Most of her fish had been bred with special proteins attached to their motor neurons, “so I could see them under fluorescence,” Connolly says. “We knew where the [FBN] neurons were, but we didn’t know what was connecting to them, how their info was getting to the brain and to the muscles.” Discovering these connections will take more time, and thus the labeling project is ongoing, she says.

A third project, the one she presented at the summer research symposium, involved injecting a fluorescing dye near the FBNs of 48-hour-old zebra fish embryos. This allowed her to investigate how the shape, or morphology, of motor neurons might affect neural network communication. The project was a success, despite its daunting logistics.

“I mean, ‘micro-injection’ doesn’t begin to describe what we’re doing,” says Connolly as she gestures toward a fish tank full of miniscule mutants. “It’s like trying to give someone an injection with a garden hose.”

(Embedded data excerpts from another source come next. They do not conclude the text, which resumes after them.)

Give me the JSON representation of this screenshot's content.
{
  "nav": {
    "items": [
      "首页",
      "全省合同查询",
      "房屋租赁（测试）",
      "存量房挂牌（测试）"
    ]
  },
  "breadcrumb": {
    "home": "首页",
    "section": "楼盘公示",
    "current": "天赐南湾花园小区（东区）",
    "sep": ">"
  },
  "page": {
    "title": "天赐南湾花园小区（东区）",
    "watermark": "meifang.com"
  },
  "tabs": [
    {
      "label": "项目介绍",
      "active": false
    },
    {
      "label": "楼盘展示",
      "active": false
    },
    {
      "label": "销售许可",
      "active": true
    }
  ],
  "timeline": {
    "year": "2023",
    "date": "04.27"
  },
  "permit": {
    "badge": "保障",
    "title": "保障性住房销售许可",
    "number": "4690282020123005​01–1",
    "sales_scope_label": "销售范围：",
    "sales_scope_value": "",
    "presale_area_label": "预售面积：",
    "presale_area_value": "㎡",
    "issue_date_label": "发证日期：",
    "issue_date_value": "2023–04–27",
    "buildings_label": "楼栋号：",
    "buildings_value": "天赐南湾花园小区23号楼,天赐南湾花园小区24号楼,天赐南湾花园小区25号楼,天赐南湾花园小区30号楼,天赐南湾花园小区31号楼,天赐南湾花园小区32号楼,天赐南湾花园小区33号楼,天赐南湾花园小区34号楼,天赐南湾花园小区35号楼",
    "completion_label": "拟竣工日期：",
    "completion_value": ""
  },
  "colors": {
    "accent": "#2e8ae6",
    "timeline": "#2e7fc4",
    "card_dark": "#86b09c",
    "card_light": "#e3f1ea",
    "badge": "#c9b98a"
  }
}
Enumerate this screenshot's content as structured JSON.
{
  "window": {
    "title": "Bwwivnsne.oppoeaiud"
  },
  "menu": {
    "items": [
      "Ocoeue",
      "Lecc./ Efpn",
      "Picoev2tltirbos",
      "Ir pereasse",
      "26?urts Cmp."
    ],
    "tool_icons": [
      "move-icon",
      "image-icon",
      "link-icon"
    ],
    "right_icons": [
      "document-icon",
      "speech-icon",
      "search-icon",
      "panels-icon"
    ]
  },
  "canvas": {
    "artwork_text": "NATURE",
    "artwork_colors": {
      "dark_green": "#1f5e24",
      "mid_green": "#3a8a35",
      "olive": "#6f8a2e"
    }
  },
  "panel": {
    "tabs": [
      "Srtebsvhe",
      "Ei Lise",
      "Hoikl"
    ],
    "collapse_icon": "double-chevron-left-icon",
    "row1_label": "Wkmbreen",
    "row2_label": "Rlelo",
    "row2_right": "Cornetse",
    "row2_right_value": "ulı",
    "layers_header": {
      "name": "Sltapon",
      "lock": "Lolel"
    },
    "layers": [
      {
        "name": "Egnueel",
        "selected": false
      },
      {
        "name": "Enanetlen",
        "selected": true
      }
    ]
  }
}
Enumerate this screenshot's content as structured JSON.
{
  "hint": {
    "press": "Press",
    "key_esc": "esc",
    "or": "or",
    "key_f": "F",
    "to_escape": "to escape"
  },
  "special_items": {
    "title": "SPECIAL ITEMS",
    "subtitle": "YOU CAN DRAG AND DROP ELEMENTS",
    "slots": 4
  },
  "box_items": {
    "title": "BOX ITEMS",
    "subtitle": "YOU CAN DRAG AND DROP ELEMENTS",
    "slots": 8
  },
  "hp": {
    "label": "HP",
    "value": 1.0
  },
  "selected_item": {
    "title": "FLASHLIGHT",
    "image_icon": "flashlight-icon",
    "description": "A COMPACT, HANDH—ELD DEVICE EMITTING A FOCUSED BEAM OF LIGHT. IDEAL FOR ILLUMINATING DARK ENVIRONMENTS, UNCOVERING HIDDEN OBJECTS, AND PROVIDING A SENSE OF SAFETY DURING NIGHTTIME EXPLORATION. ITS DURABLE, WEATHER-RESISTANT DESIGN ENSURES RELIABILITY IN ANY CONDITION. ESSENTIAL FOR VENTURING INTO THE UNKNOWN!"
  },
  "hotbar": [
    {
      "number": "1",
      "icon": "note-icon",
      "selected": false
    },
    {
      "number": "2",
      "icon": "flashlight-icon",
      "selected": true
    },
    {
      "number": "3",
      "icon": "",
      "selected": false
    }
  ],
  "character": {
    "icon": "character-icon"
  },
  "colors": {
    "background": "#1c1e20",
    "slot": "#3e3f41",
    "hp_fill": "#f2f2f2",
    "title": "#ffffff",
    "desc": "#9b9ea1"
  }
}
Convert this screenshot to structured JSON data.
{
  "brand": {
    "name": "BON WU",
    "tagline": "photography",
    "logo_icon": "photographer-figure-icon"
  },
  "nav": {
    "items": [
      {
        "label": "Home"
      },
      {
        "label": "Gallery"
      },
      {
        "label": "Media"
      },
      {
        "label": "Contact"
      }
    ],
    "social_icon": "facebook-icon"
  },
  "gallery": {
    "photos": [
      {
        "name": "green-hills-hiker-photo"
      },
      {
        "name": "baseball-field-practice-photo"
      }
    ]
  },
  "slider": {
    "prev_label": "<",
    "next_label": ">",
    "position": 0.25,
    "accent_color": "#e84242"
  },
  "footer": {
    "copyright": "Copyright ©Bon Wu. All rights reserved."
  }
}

Connolly is again working in Chandrasekhar’s lab this fall, and will begin medical school at MU next year. “I had wanted to do research for a long time, and it was actually really lucky that [Chandrasekhar] happened to ask me,” Connolly says. “Having the chance to do research in cell biology was just really exciting to me. And it’s been a lot of fun, frustrating at times, but fun.”

Connolly’s lab mate during the summer, Gesulla Toussaint, a junior biology major at Barry University in Miami Shores, Fla., echoes the sentiment. Her project, funded by the National Science Foundation’s Research Experience for Undergraduates, involved developing new methodologies for improving the quality of embryonic zebra fish specimens and the images researchers use to study them. “We are making progress, yes,” says the 20-year-old native of Haiti, “and Columbia has been great.”